Demography addresses the processes that change populations. Three related factors affect population change:
- Fertility, which measures the average number of children born to a woman (or populations) during child-bearing ages;
- Mortality, which is the process by which deaths occur in populations; and
- Migration, which is the movement of individuals or groups that involves a permanent or semipermanent change of residence across administrative and political boundaries, that is, across county, state, and national boundaries.

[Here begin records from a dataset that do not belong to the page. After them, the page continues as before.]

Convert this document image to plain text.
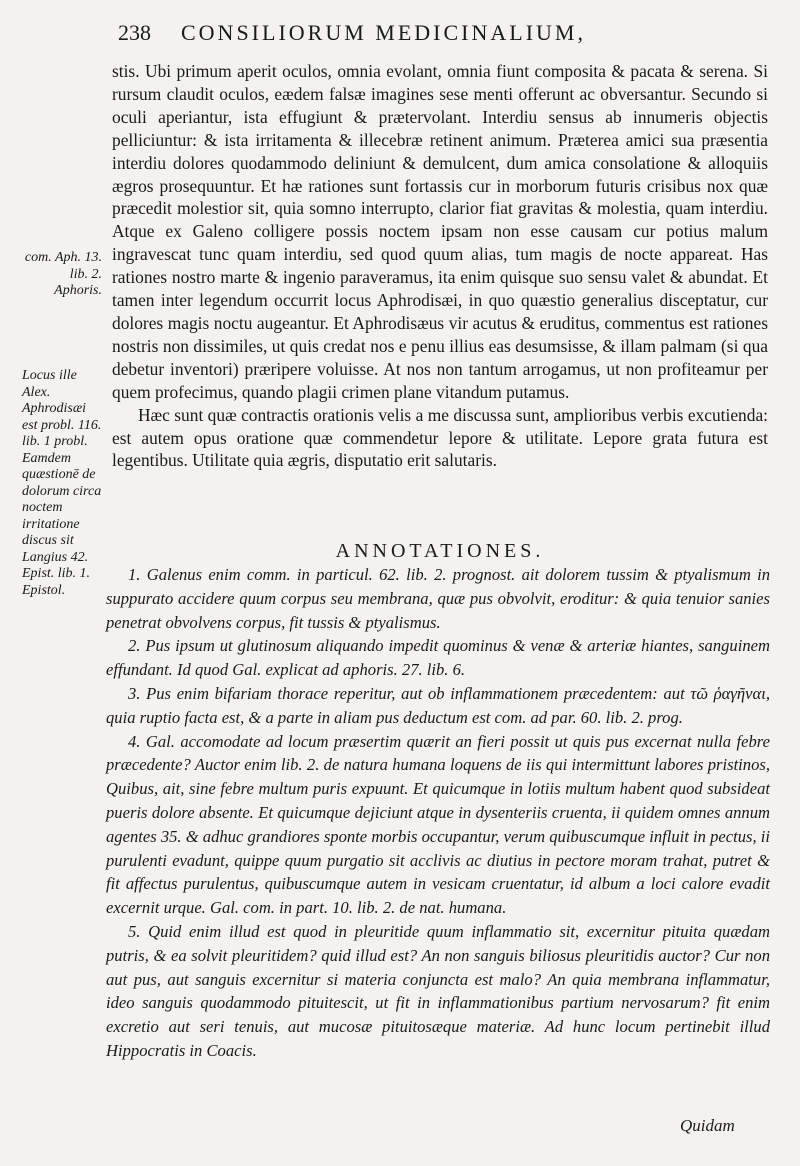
238 CONSILIORUM MEDICINALIUM,
com. Aph. 13. lib. 2. Aphoris.
Locus ille Alex. Aphrodisæi est probl. 116. lib. 1 probl. Eamdem quæstionē de dolorum circa noctem irritatione discus sit Langius 42. Epist. lib. 1. Epistol.

stis. Ubi primum aperit oculos, omnia evolant, omnia fiunt composita & pacata & serena. Si rursum claudit oculos, eædem falsæ imagines sese menti offerunt ac obversantur. Secundo si oculi aperiantur, ista effugiunt & prætervolant. Interdiu sensus ab innumeris objectis pelliciuntur: & ista irritamenta & illecebræ retinent animum. Præterea amici sua præsentia interdiu dolores quodammodo deliniunt & demulcent, dum amica consolatione & alloquiis ægros prosequuntur. Et hæ rationes sunt fortassis cur in morborum futuris crisibus nox quæ præcedit molestior sit, quia somno interrupto, clarior fiat gravitas & molestia, quam interdiu. Atque ex Galeno colligere possis noctem ipsam non esse causam cur potius malum ingravescat tunc quam interdiu, sed quod quum alias, tum magis de nocte appareat. Has rationes nostro marte & ingenio paraveramus, ita enim quisque suo sensu valet & abundat. Et tamen inter legendum occurrit locus Aphrodisæi, in quo quæstio generalius disceptatur, cur dolores magis noctu augeantur. Et Aphrodisæus vir acutus & eruditus, commentus est rationes nostris non dissimiles, ut quis credat nos e penu illius eas desumsisse, & illam palmam (si qua debetur inventori) præripere voluisse. At nos non tantum arrogamus, ut non profiteamur per quem profecimus, quando plagii crimen plane vitandum putamus.

Hæc sunt quæ contractis orationis velis a me discussa sunt, amplioribus verbis excutienda: est autem opus oratione quæ commendetur lepore & utilitate. Lepore grata futura est legentibus. Utilitate quia ægris, disputatio erit salutaris.

ANNOTATIONES.

1. Galenus enim comm. in particul. 62. lib. 2. prognost. ait dolorem tussim & ptyalismum in suppurato accidere quum corpus seu membrana, quæ pus obvolvit, eroditur: & quia tenuior sanies penetrat obvolvens corpus, fit tussis & ptyalismus.

2. Pus ipsum ut glutinosum aliquando impedit quominus & venæ & arteriæ hiantes, sanguinem effundant. Id quod Gal. explicat ad aphoris. 27. lib. 6.

3. Pus enim bifariam thorace reperitur, aut ob inflammationem præcedentem: aut τῶ ῥαγῆναι, quia ruptio facta est, & a parte in aliam pus deductum est com. ad par. 60. lib. 2. prog.

4. Gal. accomodate ad locum præsertim quærit an fieri possit ut quis pus excernat nulla febre præcedente? Auctor enim lib. 2. de natura humana loquens de iis qui intermittunt labores pristinos, Quibus, ait, sine febre multum puris expuunt. Et quicumque in lotiis multum habent quod subsideat pueris dolore absente. Et quicumque dejiciunt atque in dysenteriis cruenta, ii quidem omnes annum agentes 35. & adhuc grandiores sponte morbis occupantur, verum quibuscumque influit in pectus, ii purulenti evadunt, quippe quum purgatio sit acclivis ac diutius in pectore moram trahat, putret & fit affectus purulentus, quibuscumque autem in vesicam cruentatur, id album a loci calore evadit excernit urque. Gal. com. in part. 10. lib. 2. de nat. humana.

5. Quid enim illud est quod in pleuritide quum inflammatio sit, excernitur pituita quædam putris, & ea solvit pleuritidem? quid illud est? An non sanguis biliosus pleuritidis auctor? Cur non aut pus, aut sanguis excernitur si materia conjuncta est malo? An quia membrana inflammatur, ideo sanguis quodammodo pituitescit, ut fit in inflammationibus partium nervosarum? fit enim excretio aut seri tenuis, aut mucosæ pituitosæque materiæ. Ad hunc locum pertinebit illud Hippocratis in Coacis.

Quidam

The twentieth century was characterized by what has been termed a demographic transition, in which mortality rates dropped dramatically due to advances in sanitation, access to health care, rapid socioeconomic changes, including a change in the status of women and altered attitudes toward contraception. The reduction in mortality was followed by declines in fertility rates. The fertility decline was evident in Europe, North America, and Oceania throughout the latter part of the twentieth century, with fertility rates at or below the replacement level of 2.1 children per women. By the year 2000, most Asian and Latin American countries had entered a transition toward lower fertility, and by the start of the twenty-first century, some low-fertility countries had adopted policies to reverse the declines. Many of the countries that had not shown fertility declines were located in sub-Saharan Africa. In addition to high infant mortality rates, mortality among the working-age population in Africa was also high as a result of the Acquired Immune Deficiency Syndrome (AIDS) epidemic, which was having a profound and detrimental impact.
By the early twenty-first century, the population aged sixty-five and above in low-fertility countries was increasing at a much faster rate than those of lower age ranges because of increased life expectancy combined with low birth rates. Since older populations typically need more health care along with support during retirement, increases in elderly populations put a strain on health care, social security, and pension systems. The aging population had a significant impact on health care systems and workforce recruitment and training and initiated a debate on how to support an aging population through publicly funded social security schemes. These debates occurred at a time when the size of the younger working population was shrinking.
In low-fertility countries, immigration mediated the impact of fertility declines. In North America and Oceania, large-scale immigration began in the nineteenth century, and net migration became a significant and increasing component of the population increase by the early twenty-first century. Other Western countries have had a history of emigration, that is, an outflow of people rather than immigration. But from the 1960s onward, an influx of African and Asian immigrants to Europe, both legal and illegal, gave rise to social and political pressures.
While fertility levels are declining in Asia, Latin America, and the Middle East, population size will continue to grow for the foreseeable future because large proportions of the population are in the younger reproductive ages. Emigration plays only a small role in reducing population growth in these regions. The challenge for many of these countries is to provide education, workforce training, and employment to their predominantly young populations, and failure to meet these needs may lead to political instability and sometimes acts of violence. Most spheres of human activity—political, social, and economic—now involve consideration of the size, composition, and characteristics of the population. This is unlikely to change as nations confront the issues discussed here.